API Mocking 🛠️

Hero image for API Mocking 🛠️

Using API mocking tools in the following two common scenarios is highly recommended.

1. API and client applications are developed concurrently

In this case, setting up a mock server is not obligatory. The Web team regularly updates the staging server with new endpoint deployments daily, and web development moves faster than mobile development due to the latter’s more substantial workload, such as UI implementation, logic integration, and backend implementation. This means the mobile developers can either test directly on the deployed server or use Proxyman to quickly intercept the few in-development endpoints and mock the data.

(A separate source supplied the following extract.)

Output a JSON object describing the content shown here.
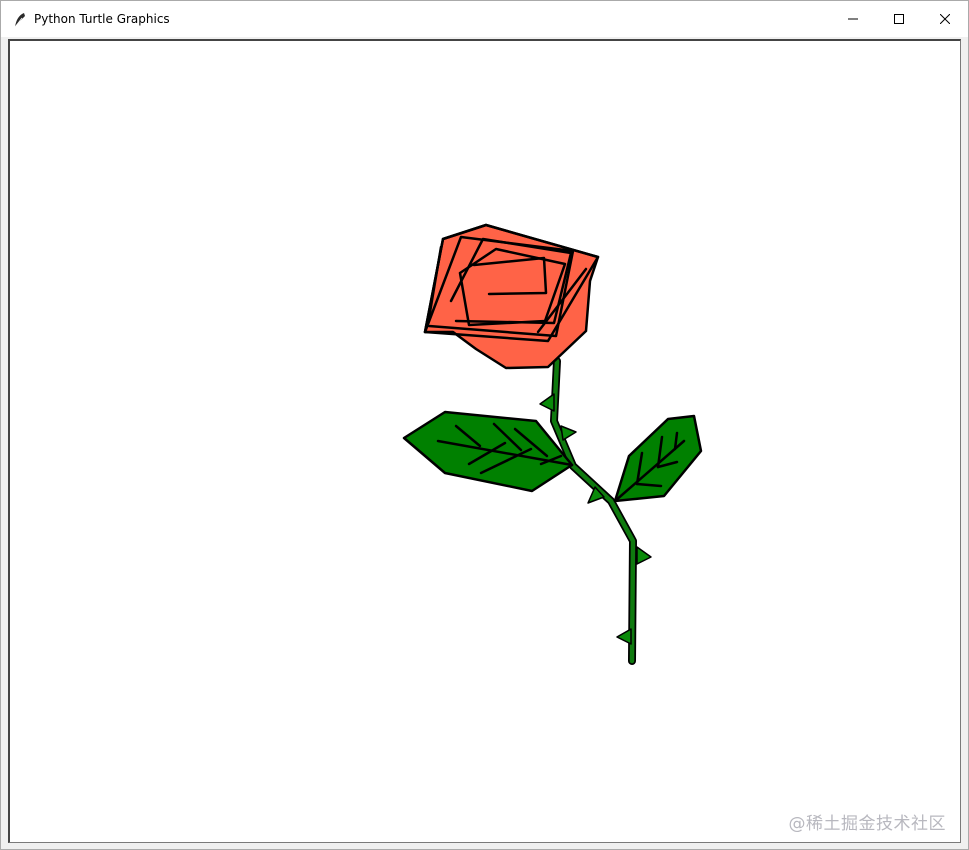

Detailed information on how to use Proxyman

When there is a large discrepancy between the progress of API implementation and the development of the client application, depends on the project’s API documentation tool, i.e., Postman or OpenAPI (Swagger), creating a Postman mock server or an OpenAPI mock server also emerges as another beneficial and practical solution. With this approach, developers can continue building and testing the client application even when the API implementation lags too far behind.

2. The API is NOT developed concurrently with the client applications

A mock server is imperative in cases where API development is outside the control of Nimble, such as when it is handled by a third party or started after the client application development has begun. To ensure no obstacles or delays in the development and testing of mobile applications, Prism is a tool for creating an API mock server with mocking, transformations, and validations.